Blowing and multiple slip effects on bio-nano-convection flow in porous media within the gap of a rotating cone-disc system

Abstract

Fluid flow inside the gap between a rotating cone and a disc has significant applications in biochemical engineering, biotechnological (biofuel) processing and materials science. In these areas, engineers are continuously exploring the combination of nanofluids, bioconvection mechanisms and other features (e.g. porous filtration materials) to optimize (flow) performance. Motivated by these applications, the present article describes a mathematical model for simulating nanofluid transport with bioconvection microorganisms inside the conical gap between a rotating cone-disc system containing an incompressible, sparse Darcian porous medium.
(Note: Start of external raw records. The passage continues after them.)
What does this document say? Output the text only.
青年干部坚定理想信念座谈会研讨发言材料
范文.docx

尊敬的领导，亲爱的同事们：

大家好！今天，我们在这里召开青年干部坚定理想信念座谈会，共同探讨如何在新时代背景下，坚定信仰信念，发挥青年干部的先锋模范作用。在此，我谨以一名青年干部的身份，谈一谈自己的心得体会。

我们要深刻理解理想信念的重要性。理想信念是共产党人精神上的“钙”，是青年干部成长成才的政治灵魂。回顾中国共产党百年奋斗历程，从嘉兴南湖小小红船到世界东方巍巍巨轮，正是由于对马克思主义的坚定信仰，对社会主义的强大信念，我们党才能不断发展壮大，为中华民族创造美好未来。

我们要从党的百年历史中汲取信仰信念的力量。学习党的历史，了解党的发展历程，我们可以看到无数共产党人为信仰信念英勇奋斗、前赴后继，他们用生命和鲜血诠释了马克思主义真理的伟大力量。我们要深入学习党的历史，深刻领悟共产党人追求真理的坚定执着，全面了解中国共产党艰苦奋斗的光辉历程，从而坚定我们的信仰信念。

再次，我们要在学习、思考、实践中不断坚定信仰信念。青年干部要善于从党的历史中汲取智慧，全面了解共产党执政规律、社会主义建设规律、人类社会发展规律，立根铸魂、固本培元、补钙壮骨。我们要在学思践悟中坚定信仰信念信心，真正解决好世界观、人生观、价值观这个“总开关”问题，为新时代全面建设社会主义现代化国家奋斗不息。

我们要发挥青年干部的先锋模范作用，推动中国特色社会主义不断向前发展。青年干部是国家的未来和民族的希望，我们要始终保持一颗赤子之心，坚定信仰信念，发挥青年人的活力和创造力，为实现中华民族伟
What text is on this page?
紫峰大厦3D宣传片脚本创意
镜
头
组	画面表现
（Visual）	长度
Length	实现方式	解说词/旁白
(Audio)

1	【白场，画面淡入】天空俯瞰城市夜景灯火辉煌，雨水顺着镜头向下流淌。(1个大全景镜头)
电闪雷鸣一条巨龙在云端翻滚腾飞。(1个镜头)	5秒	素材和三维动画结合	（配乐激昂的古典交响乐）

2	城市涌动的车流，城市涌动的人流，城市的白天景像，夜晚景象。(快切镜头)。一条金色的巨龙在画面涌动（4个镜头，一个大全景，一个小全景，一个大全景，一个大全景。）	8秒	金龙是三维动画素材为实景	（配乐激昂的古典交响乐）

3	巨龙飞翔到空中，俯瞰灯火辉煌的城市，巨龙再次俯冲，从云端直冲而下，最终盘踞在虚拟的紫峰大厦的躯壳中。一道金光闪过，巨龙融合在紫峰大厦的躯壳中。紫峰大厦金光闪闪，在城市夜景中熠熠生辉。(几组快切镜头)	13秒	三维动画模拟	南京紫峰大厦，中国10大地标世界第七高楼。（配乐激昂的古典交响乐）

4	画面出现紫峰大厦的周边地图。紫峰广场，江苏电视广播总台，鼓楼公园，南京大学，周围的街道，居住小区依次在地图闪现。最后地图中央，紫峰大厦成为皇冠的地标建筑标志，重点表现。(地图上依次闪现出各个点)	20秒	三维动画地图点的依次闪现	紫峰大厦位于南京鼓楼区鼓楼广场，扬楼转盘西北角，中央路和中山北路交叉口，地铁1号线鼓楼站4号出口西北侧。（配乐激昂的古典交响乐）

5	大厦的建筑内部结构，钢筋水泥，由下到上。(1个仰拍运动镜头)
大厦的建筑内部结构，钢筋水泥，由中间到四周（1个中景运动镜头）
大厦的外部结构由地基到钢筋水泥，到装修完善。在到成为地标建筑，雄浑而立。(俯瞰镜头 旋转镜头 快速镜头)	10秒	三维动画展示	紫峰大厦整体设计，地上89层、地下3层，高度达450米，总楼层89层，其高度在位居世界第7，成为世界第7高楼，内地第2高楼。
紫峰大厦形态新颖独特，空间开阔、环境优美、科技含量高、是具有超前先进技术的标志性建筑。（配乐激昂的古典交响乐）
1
Buongiorno's two-component nanoscale model is deployed for the nanofluid and Kuznetsov gyrotactic bioconvection model utilized for the microorganism self-propulsion. The mathematical model also features multiple walls slip effects and Stefan blowing boundary conditions. By employing coordinate transformations derived via group theory methods, the governing transport equations are transformed into a set of similarity equations with coupled boundary conditions. These transformed similarity equations are then solved numerically with an efficient finite difference method available in the MATLAB solver "bvp4c". Some of the results reported are verified with special cases from the literature. Extensive graphical visualization of the key flow characteristics is included. Four physical cases are considered, namely the static disc with rotating cone, static cone with rotating disc, disc-cone in co-rotation, and disc-cone in counter rotation. Smaller gap angles are observed to intensify heat, NPVF transport rates and wall motile microorganism flux rates. Axial velocity attains the highest magnitude with large centrifugal force generated by the rotation of cone. Thermal slip induces a decrement in fluid temperature and associated thermal boundary layer thickness. Greater Stefan blowing leads to an increment in velocity components, fluid temperature, nanoparticle concentration (volume fraction) and gyrotactic microorganism concentration (density number) for all 4 cases examined.